When preparing time series data for models that require stable patterns.

When you want to compare data points fairly over time without trend effects.

Syntax

ML Python

differenced_data = original_data.diff(periods=1)

diff() subtracts the previous value from the current value to remove trends.

The periods parameter controls how many steps back to subtract.

Examples

Subtracts the previous value from each value (lag 1) to remove simple trends.

ML Python

data.diff()

Subtracts the value two steps before to remove longer-term trends.

ML Python

data.diff(periods=2)

Removes the first missing value created by differencing to keep clean data.

ML Python

data.diff().dropna()

Sample Model

This code creates a time series with a trend, tests if it is stationary, then applies differencing to remove the trend and tests stationarity again. The p-value shows if the data is stationary (lower than 0.05 means stationary).

ML Python

import pandas as pd
import numpy as np
from statsmodels.tsa.stattools import adfuller

# Create a simple time series with a trend
np.random.seed(0)
time = pd.Series(np.arange(10))
data = time * 2 + np.random.normal(size=10)

# Check if data is stationary using Augmented Dickey-Fuller test
result_before = adfuller(data)

# Apply differencing to remove trend
diff_data = data.diff().dropna()

# Check stationarity again
result_after = adfuller(diff_data)

print(f"ADF Statistic before differencing: {result_before[0]:.4f}")
print(f"p-value before differencing: {result_before[1]:.4f}")
print(f"ADF Statistic after differencing: {result_after[0]:.4f}")
print(f"p-value after differencing: {result_after[1]:.4f}")

OutputSuccess

Important Notes

Differencing can create missing values at the start; always handle them (e.g., drop or fill).

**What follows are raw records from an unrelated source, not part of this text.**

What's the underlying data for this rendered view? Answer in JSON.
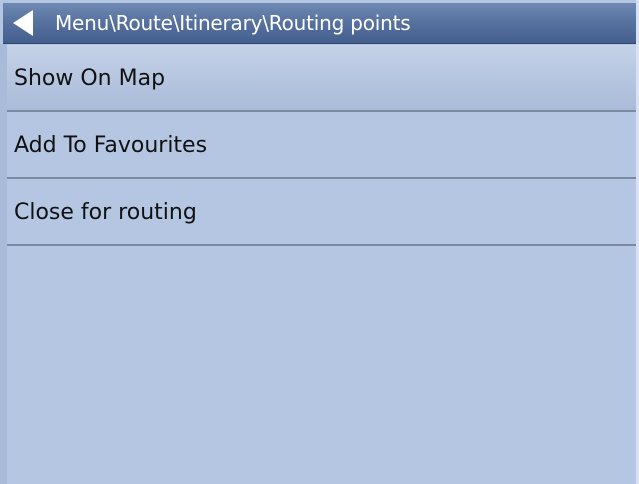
{
  "header": {
    "breadcrumb": "Menu\\Route\\Itinerary\\Routing points"
  },
  "menu": {
    "items": [
      {
        "label": "Show On Map"
      },
      {
        "label": "Add To Favourites"
      },
      {
        "label": "Close for routing"
      }
    ]
  },
  "colors": {
    "background": "#b4c6e2",
    "header": "#5873a0",
    "text": "#111111",
    "divider": "#7a8aa1"
  },
  "icons": {
    "back": "back-arrow-icon"
  }
}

Stationarity is important because many time series models assume stable data patterns.

Sometimes multiple differencing steps are needed to achieve stationarity.

Summary

Stationarity means data patterns stay consistent over time.

Differencing removes trends or seasonality to help make data stationary.

Testing stationarity before and after differencing helps prepare data for time series models.